Oxytocin/ergometrine (trade name Syntometrine) is an obstetric combination drug. The components are synthetically produced oxytocin, a human hormone produced in the hypothalamus, and ergometrine, an alpha-adrenergic, dopaminergic and serotonin (5-HT2) receptor agonist.

Both substances cause the uterus to contract. An injection of Syntometrine is given in the third stage of labor, just after the birth of the child to facilitate delivery of the placenta and to prevent postpartum hemorrhage by causing smooth muscle tissue in the blood vessel walls to narrow, thereby reducing blood flow.

Contraindications 

Syntometrine should not be used in patients with:

 Allergy to one or any of its ingredients
 First stage of labor
 Second stage of labor before crowning of the baby's head
 Severe kidney disorders
 Severe liver disorders
 Severe heart disorders
 Vascular diseases
 Severe hypertension
 Pre-eclampsia or eclampsia
 Sepsis

It should be used with caution in patients with:

 Decreased kidney function
 Decreased liver function
 Mild heart disease
 Mild hypertension
 Porphyria

Side effects 

Possible side effects include:

 Nausea and vomiting
 Abdominal pain, feeling different than labor pains
 Headache
 Dizziness
 Skin rashes, itching or hives
 Swelling of face, lips, tongue or other body parts
 Hypertension
 Arrhythmias (abnormal heart beats)
 Chest pain
 Fall in blood pressure (causing dizziness and lightheadedness)
 Difficulty in breathing
 Circulatory shock

A health care provider should be notified immediately if there are any side effects.
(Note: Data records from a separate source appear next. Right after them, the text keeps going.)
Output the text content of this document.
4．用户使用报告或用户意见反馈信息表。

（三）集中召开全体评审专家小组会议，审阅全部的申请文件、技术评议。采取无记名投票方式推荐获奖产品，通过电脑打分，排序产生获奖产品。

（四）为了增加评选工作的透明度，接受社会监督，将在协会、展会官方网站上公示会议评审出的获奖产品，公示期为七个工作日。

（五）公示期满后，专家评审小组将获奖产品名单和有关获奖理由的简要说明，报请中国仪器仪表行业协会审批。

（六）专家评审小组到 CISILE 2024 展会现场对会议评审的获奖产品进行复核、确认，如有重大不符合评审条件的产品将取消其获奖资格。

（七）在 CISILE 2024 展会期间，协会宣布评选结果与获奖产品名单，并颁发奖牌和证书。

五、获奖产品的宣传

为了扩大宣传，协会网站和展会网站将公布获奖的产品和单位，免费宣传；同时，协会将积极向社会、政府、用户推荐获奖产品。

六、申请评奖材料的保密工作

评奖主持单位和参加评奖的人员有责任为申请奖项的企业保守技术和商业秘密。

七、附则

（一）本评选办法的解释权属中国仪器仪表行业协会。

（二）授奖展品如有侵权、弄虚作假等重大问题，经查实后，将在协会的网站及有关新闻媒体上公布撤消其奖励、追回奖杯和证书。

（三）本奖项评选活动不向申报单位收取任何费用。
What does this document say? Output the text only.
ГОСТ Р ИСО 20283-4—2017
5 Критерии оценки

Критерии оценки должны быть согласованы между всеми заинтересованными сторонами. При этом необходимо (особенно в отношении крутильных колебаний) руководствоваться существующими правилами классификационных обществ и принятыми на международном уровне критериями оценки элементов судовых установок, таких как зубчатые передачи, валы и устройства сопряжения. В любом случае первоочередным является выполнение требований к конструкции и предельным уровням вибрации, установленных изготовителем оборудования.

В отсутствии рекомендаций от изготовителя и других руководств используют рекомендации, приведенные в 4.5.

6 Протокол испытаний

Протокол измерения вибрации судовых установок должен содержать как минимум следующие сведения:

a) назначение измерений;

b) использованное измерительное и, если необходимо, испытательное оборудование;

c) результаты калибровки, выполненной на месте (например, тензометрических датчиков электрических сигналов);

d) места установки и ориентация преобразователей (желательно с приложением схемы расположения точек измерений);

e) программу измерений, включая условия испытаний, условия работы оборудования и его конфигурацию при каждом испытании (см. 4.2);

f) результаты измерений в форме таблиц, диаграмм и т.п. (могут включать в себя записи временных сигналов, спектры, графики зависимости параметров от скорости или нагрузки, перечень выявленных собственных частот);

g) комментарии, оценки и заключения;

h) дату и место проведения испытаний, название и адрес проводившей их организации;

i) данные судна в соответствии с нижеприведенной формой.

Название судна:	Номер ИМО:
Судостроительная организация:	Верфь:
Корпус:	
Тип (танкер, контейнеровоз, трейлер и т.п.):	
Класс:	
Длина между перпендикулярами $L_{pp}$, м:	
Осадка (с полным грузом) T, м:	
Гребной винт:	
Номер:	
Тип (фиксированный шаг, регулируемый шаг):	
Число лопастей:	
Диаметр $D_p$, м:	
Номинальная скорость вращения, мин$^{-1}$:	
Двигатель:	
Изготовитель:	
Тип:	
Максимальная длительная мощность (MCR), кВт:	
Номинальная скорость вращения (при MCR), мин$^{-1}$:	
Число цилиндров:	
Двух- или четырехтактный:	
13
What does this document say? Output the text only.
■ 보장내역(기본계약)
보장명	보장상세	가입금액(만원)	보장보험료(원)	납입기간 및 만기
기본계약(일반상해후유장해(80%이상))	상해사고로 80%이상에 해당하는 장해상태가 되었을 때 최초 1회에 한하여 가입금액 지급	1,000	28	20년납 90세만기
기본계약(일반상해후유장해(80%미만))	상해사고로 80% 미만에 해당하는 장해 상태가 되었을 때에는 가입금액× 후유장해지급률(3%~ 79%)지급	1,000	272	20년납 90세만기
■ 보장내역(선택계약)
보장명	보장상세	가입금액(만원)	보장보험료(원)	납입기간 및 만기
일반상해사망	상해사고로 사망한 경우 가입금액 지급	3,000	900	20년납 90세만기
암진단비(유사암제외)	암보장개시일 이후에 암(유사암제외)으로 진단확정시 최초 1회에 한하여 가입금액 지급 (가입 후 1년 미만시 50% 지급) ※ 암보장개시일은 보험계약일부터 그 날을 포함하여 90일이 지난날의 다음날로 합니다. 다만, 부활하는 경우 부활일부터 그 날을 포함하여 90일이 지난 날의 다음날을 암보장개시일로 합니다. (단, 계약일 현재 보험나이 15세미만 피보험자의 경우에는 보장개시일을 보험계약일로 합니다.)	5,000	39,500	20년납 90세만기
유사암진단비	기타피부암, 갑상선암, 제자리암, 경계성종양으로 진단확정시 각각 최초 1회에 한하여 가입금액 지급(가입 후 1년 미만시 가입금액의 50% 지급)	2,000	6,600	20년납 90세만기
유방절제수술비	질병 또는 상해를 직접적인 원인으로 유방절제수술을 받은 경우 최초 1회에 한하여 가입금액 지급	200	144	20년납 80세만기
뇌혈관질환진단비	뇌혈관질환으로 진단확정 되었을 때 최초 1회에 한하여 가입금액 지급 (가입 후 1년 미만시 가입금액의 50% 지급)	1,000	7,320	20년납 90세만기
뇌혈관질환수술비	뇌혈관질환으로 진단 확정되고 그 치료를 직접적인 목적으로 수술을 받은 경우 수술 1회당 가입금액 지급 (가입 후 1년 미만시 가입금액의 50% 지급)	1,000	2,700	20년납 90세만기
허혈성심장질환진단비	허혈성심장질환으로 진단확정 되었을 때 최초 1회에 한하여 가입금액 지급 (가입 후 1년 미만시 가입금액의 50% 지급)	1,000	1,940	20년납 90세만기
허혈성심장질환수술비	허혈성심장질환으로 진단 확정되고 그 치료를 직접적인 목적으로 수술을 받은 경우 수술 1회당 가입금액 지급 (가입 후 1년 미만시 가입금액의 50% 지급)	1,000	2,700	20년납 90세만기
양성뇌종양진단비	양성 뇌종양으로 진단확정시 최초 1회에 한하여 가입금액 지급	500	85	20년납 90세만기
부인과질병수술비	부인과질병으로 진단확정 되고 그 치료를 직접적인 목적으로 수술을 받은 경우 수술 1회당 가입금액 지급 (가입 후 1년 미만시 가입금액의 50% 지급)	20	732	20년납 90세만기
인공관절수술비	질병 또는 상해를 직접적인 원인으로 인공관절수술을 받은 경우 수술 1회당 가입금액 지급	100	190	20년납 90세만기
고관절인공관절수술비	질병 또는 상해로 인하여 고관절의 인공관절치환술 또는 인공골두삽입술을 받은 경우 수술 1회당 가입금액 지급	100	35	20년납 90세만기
They may be signs of allergy or of too much fluid associated with high doses or long
infusions.

Drug interactions 

Prostaglandins increase the effect of oxytocin and vice versa. The contractions should be carefully monitored if oxytocin is given after a prostaglandin dose.

Syntometrine may enhance the blood pressure raising effect of vasoconstrictors (medicines given to constrict the blood vessels).

Some inhaled anaesthetics used for general anesthesia, such as cyclopropane and halothane, may reduce the effect of oxytocin and ergometrine. There may also be an increased risk of a drop in blood pressure and abnormal heart beats if oxytocin is given with these general anesthetics.